Gageons que la grève générale mardi dans toute La Réunion et la manifestation annoncée à Saint-Denis par le COSPAR puisse accélérer la conclusion des négociations vers une issue favorable aux Réunionnais.

Manuel Marchal


Dernière minute

Deux manifestations mardi

Le COSPAR annonce l’organisation de deux manifestations demain à Saint-Denis et à Saint-Pierre. Davantage de précisions seront données aujourd’hui.


Après la réponse du préfet aux revendications du COSPAR

Appel à manifester mardi 10 mars

Après avoir étudié les réponses de l’État aux revendications du COSPAR, le Collectif des organisations syndicales, politiques et associatives de La Réunion constate que « le compte n’y est toujours pas », notamment pour les hausses des minimas sociaux, des petites retraites, des bourses des étudiants et des salaires. « L’urgence sociale reste posée aujourd’hui comme hier », affirme le COSPAR qui appelle à une « nouvelle grande journée de mobilisation » mardi 10 mars.

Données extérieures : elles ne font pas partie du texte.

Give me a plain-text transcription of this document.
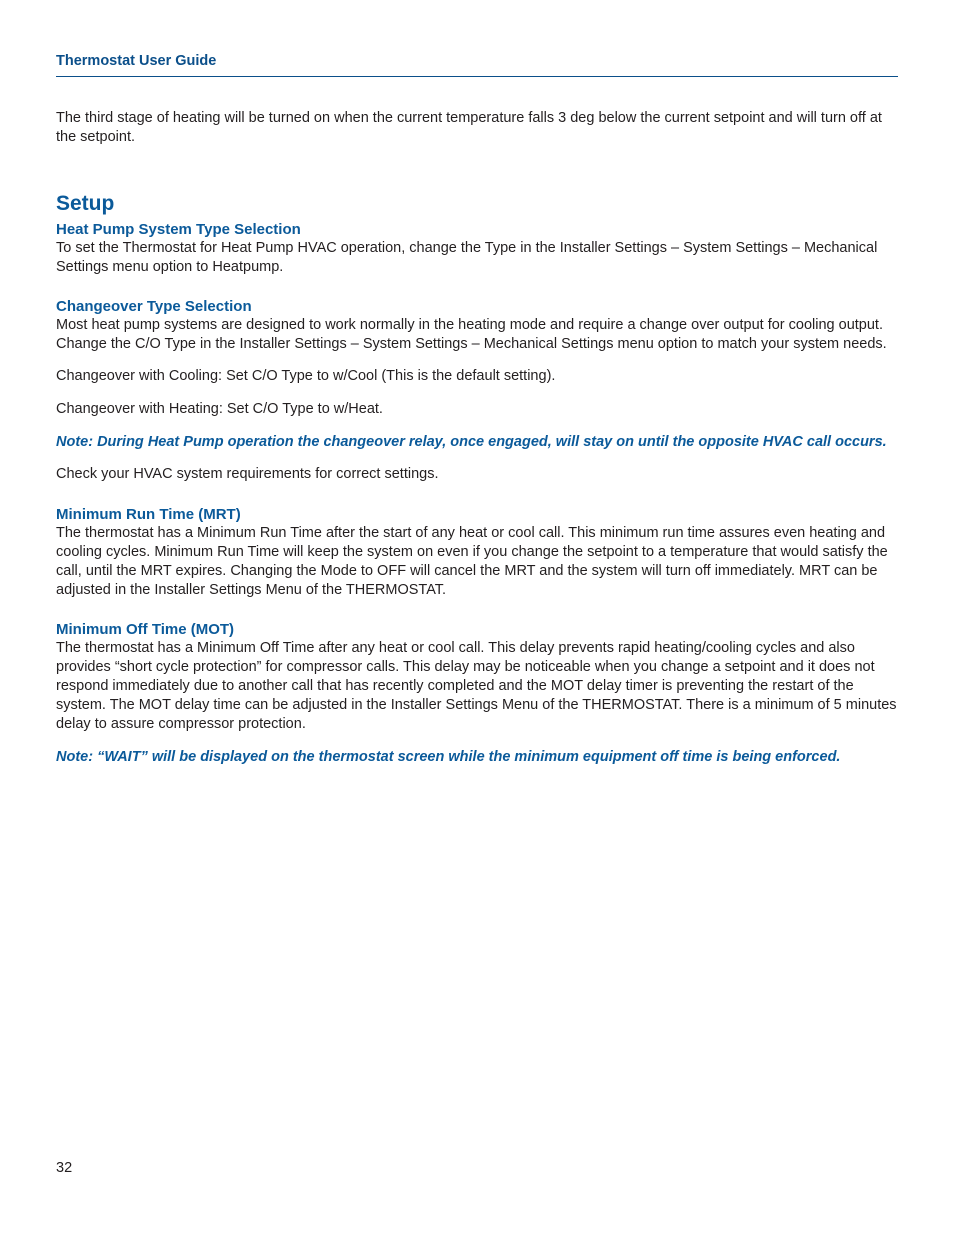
Thermostat User Guide

The third stage of heating will be turned on when the current temperature falls 3 deg below the current setpoint and will turn off at the setpoint.

Setup
Heat Pump System Type Selection

To set the Thermostat for Heat Pump HVAC operation, change the Type in the Installer Settings – System Settings – Mechanical Settings menu option to Heatpump.

Changeover Type Selection

Most heat pump systems are designed to work normally in the heating mode and require a change over output for cooling output. Change the C/O Type in the Installer Settings – System Settings – Mechanical Settings menu option to match your system needs.

Changeover with Cooling: Set C/O Type to w/Cool (This is the default setting).

Changeover with Heating: Set C/O Type to w/Heat.

Note: During Heat Pump operation the changeover relay, once engaged, will stay on until the opposite HVAC call occurs.

Check your HVAC system requirements for correct settings.

Minimum Run Time (MRT)

The thermostat has a Minimum Run Time after the start of any heat or cool call. This minimum run time assures even heating and cooling cycles. Minimum Run Time will keep the system on even if you change the setpoint to a temperature that would satisfy the call, until the MRT expires. Changing the Mode to OFF will cancel the MRT and the system will turn off immediately. MRT can be adjusted in the Installer Settings Menu of the THERMOSTAT.

Minimum Off Time (MOT)

The thermostat has a Minimum Off Time after any heat or cool call. This delay prevents rapid heating/cooling cycles and also provides “short cycle protection” for compressor calls. This delay may be noticeable when you change a setpoint and it does not respond immediately due to another call that has recently completed and the MOT delay timer is preventing the restart of the system. The MOT delay time can be adjusted in the Installer Settings Menu of the THERMOSTAT. There is a minimum of 5 minutes delay to assure compressor protection.

Note: “WAIT” will be displayed on the thermostat screen while the minimum equipment off time is being enforced.

32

« M. le secrétaire d’État avait dit : « les réponses aux 62 revendications du COSPAR sont sur la table du préfet ».
Les réponses de l’État en date du 7 mars n’apportent en fait rien de nouveau à ce que nous savions déjà.
Ce document regroupe pêle-mêle des réponses floues mélangeant court, moyen et long terme. Il reste souvent une simple déclinaison de la politique gouvernementale largement critiquable et critiquée.
L’urgence sociale reste posée aujourd’hui comme hier. Les "réponses" n’en sont pas.
Le compte n’y est toujours pas pour les minimas sociaux, les bourses étudiantes, les basses retraites.
La réponse à la revendication de 200 euros de salaire est fondamentalement insuffisante, notamment quant aux modalités de financement.
Pour toutes ces raisons, le COSPAR rappelle la nécessité de faire du 10 mars une nouvelle grande journée de mobilisation de la population réunionnaise ».